The Robert Verdi Show is an American reality series that aired from February 10 until April 14, 2010.

==Premise==
Stylist Robert Verdi tries to balance his professional life with his private life.

==Cast==
- Robert Verdi

==Episodes==

| No. | Title | Original release date |
| 1 | "Robert Wants: Children's Character" | February 10, 2010 |
Robert and his friends tries to create trendy merchandise items. Robert's assistants help Ana Ortiz with a baby shower.
| 2 | "Robert Wants: Diet Craze" | February 17, 2010 |
Robert wants to start a diet craze with an all-candy diet featuring a negative-calorie lollipop. Robert styles Ana Ortiz for her interview with Pregnancy Magazine.
| 3 | "Robert Wants: Network" | February 24, 2010 |
Robert and his team plans a television network, the Robert Verdi Channel. Bethenny Frankel and Robert develop a cooking show for the new network.
| 4 | "Robert Wants: Royal Wedding" | March 3, 2010 |
Robert begins dating, because he wants a royal wedding. Robert styles Eva Longoria Parker for an event at the Metropolitan Museum of Art.
| 5 | "Robert Wants: Shopping Mall" | March 17, 2010 |
Robert and his team create a Robert Verdi shopping mall with all his favorite items.

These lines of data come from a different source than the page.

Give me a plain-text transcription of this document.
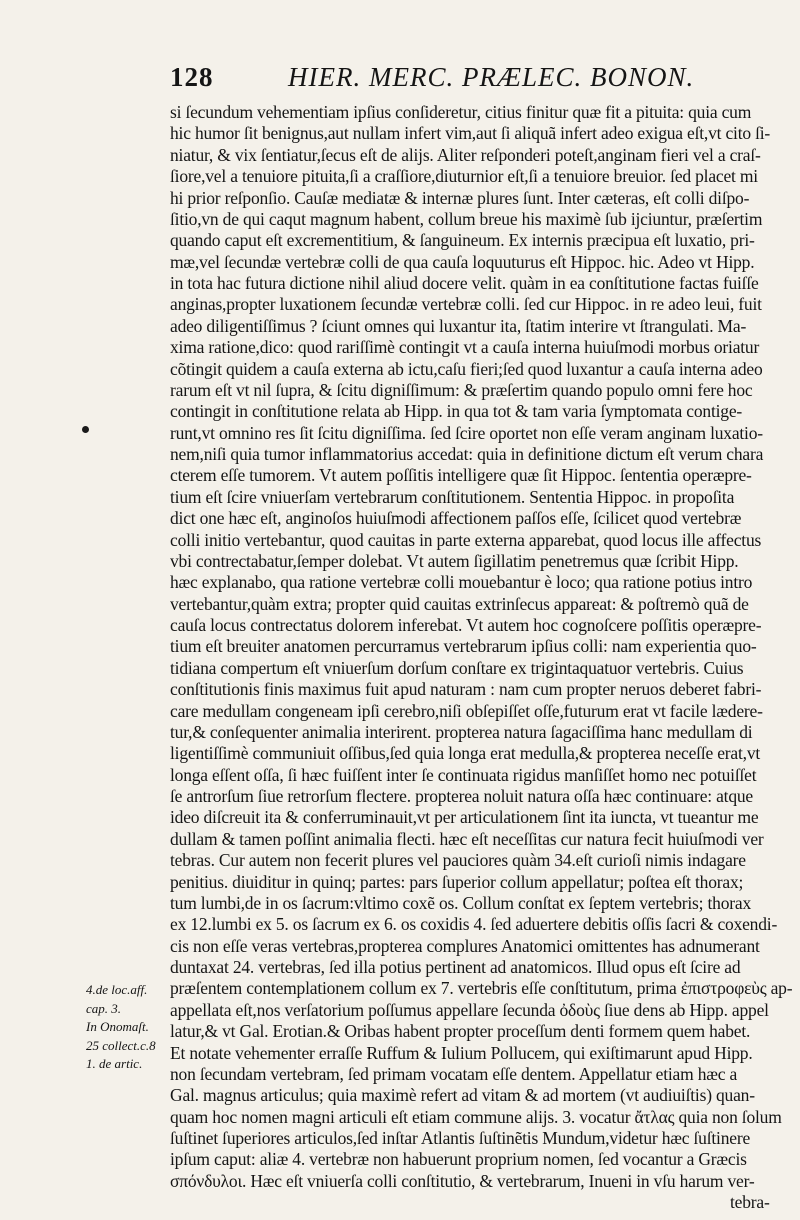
128	HIER. MERC. PRÆLEC. BONON.
si ſecundum vehementiam ipſius conſideretur, citius finitur quæ fit a pituita: quia cum
hic humor ſit benignus,aut nullam infert vim,aut ſi aliquã infert adeo exigua eſt,vt cito ſi-
niatur, & vix ſentiatur,ſecus eſt de alijs. Aliter reſponderi poteſt,anginam fieri vel a craſ-
ſiore,vel a tenuiore pituita,ſi a craſſiore,diuturnior eſt,ſi a tenuiore breuior. ſed placet mi
hi prior reſponſio. Cauſæ mediatæ & internæ plures ſunt. Inter cæteras, eſt colli diſpo-
ſitio,vn de qui caqut magnum habent, collum breue his maximè ſub ijciuntur, præſertim
quando caput eſt excrementitium, & ſanguineum. Ex internis præcipua eſt luxatio, pri-
mæ,vel ſecundæ vertebræ colli de qua cauſa loquuturus eſt Hippoc. hic. Adeo vt Hipp.
in tota hac futura dictione nihil aliud docere velit. quàm in ea conſtitutione factas fuiſſe
anginas,propter luxationem ſecundæ vertebræ colli. ſed cur Hippoc. in re adeo leui, fuit
adeo diligentiſſimus ? ſciunt omnes qui luxantur ita, ſtatim interire vt ſtrangulati. Ma-
xima ratione,dico: quod rariſſimè contingit vt a cauſa interna huiuſmodi morbus oriatur
cõtingit quidem a cauſa externa ab ictu,caſu fieri;ſed quod luxantur a cauſa interna adeo
rarum eſt vt nil ſupra, & ſcitu digniſſimum: & præſertim quando populo omni fere hoc
contingit in conſtitutione relata ab Hipp. in qua tot & tam varia ſymptomata contige-
runt,vt omnino res ſit ſcitu digniſſima. ſed ſcire oportet non eſſe veram anginam luxatio-
nem,niſi quia tumor inflammatorius accedat: quia in definitione dictum eſt verum chara
cterem eſſe tumorem. Vt autem poſſitis intelligere quæ ſit Hippoc. ſententia operæpre-
tium eſt ſcire vniuerſam vertebrarum conſtitutionem. Sententia Hippoc. in propoſita
dict one hæc eſt, anginoſos huiuſmodi affectionem paſſos eſſe, ſcilicet quod vertebræ
colli initio vertebantur, quod cauitas in parte externa apparebat, quod locus ille affectus
vbi contrectabatur,ſemper dolebat. Vt autem ſigillatim penetremus quæ ſcribit Hipp.
hæc explanabo, qua ratione vertebræ colli mouebantur è loco; qua ratione potius intro
vertebantur,quàm extra; propter quid cauitas extrinſecus appareat: & poſtremò quã de
cauſa locus contrectatus dolorem inferebat. Vt autem hoc cognoſcere poſſitis operæpre-
tium eſt breuiter anatomen percurramus vertebrarum ipſius colli: nam experientia quo-
tidiana compertum eſt vniuerſum dorſum conſtare ex trigintaquatuor vertebris. Cuius
conſtitutionis finis maximus fuit apud naturam : nam cum propter neruos deberet fabri-
care medullam congeneam ipſi cerebro,niſi obſepiſſet oſſe,futurum erat vt facile læderе-
tur,& conſequenter animalia interirent. propterea natura ſagaciſſima hanc medullam di
ligentiſſimè communiuit oſſibus,ſed quia longa erat medulla,& propterea neceſſe erat,vt
longa eſſent oſſa, ſi hæc fuiſſent inter ſe continuata rigidus manſiſſet homo nec potuiſſet
ſe antrorſum ſiue retrorſum flectere. propterea noluit natura oſſa hæc continuare: atque
ideo diſcreuit ita & conferruminauit,vt per articulationem ſint ita iuncta, vt tueantur me
dullam & tamen poſſint animalia flecti. hæc eſt neceſſitas cur natura fecit huiuſmodi ver
tebras. Cur autem non fecerit plures vel pauciores quàm 34.eſt curioſi nimis indagare
penitius. diuiditur in quinq; partes: pars ſuperior collum appellatur; poſtea eſt thorax;
tum lumbi,de in os ſacrum:vltimo coxẽ os. Collum conſtat ex ſeptem vertebris; thorax
ex 12.lumbi ex 5. os ſacrum ex 6. os coxidis 4. ſed aduertere debitis oſſis ſacri & coxendi-
cis non eſſe veras vertebras,propterea complures Anatomici omittentes has adnumerant
duntaxat 24. vertebras, ſed illa potius pertinent ad anatomicos. Illud opus eſt ſcire ad
præſentem contemplationem collum ex 7. vertebris eſſe conſtitutum, prima ἐπιστροφεὺς ap-
appellata eſt,nos verſatorium poſſumus appellare ſecunda ὀδοὺς ſiue dens ab Hipp. appel
latur,& vt Gal. Erotian.& Oribas habent propter proceſſum denti formem quem habet.
Et notate vehementer erraſſe Ruffum & Iulium Pollucem, qui exiſtimarunt apud Hipp.
non ſecundam vertebram, ſed primam vocatam eſſe dentem. Appellatur etiam hæc a
Gal. magnus articulus; quia maximè refert ad vitam & ad mortem (vt audiuiſtis) quan-
quam hoc nomen magni articuli eſt etiam commune alijs. 3. vocatur ἄτλας quia non ſolum
ſuſtinet ſuperiores articulos,ſed inſtar Atlantis ſuſtinẽtis Mundum,videtur hæc ſuſtinere
ipſum caput: aliæ 4. vertebræ non habuerunt proprium nomen, ſed vocantur a Græcis
σπόνδυλοι. Hæc eſt vniuerſa colli conſtitutio, & vertebrarum, Inueni in vſu harum ver-
tebra-
4.de loc.aff.
cap. 3.
In Onomaſt.
25 collect.c.8
1. de artic.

Robert donates his clothes to a thrift store.
| 6 | "Robert Wants: Fountain of Youth" | March 24, 2010 |
Robert and his team develop age reversing products. Robert plans a surprise birthday party for the vice president of his company.
| 7 | "Robert Wants: Award Show" | April 7, 2010 |
While his team looks for a suitable location and design for Robert's award, Robert hosts the red carpet for the TV Land Award and he styles Kathy Griffin for the GLAAD Award.
| 6 | "Robert Wants: Box Office Gold" | April 14, 2010 |
Robert's team documents his every move for a documentary. Robert attends the premiere of the musical 9 to 5. Robert and Donatella Versace style Eva Longoria.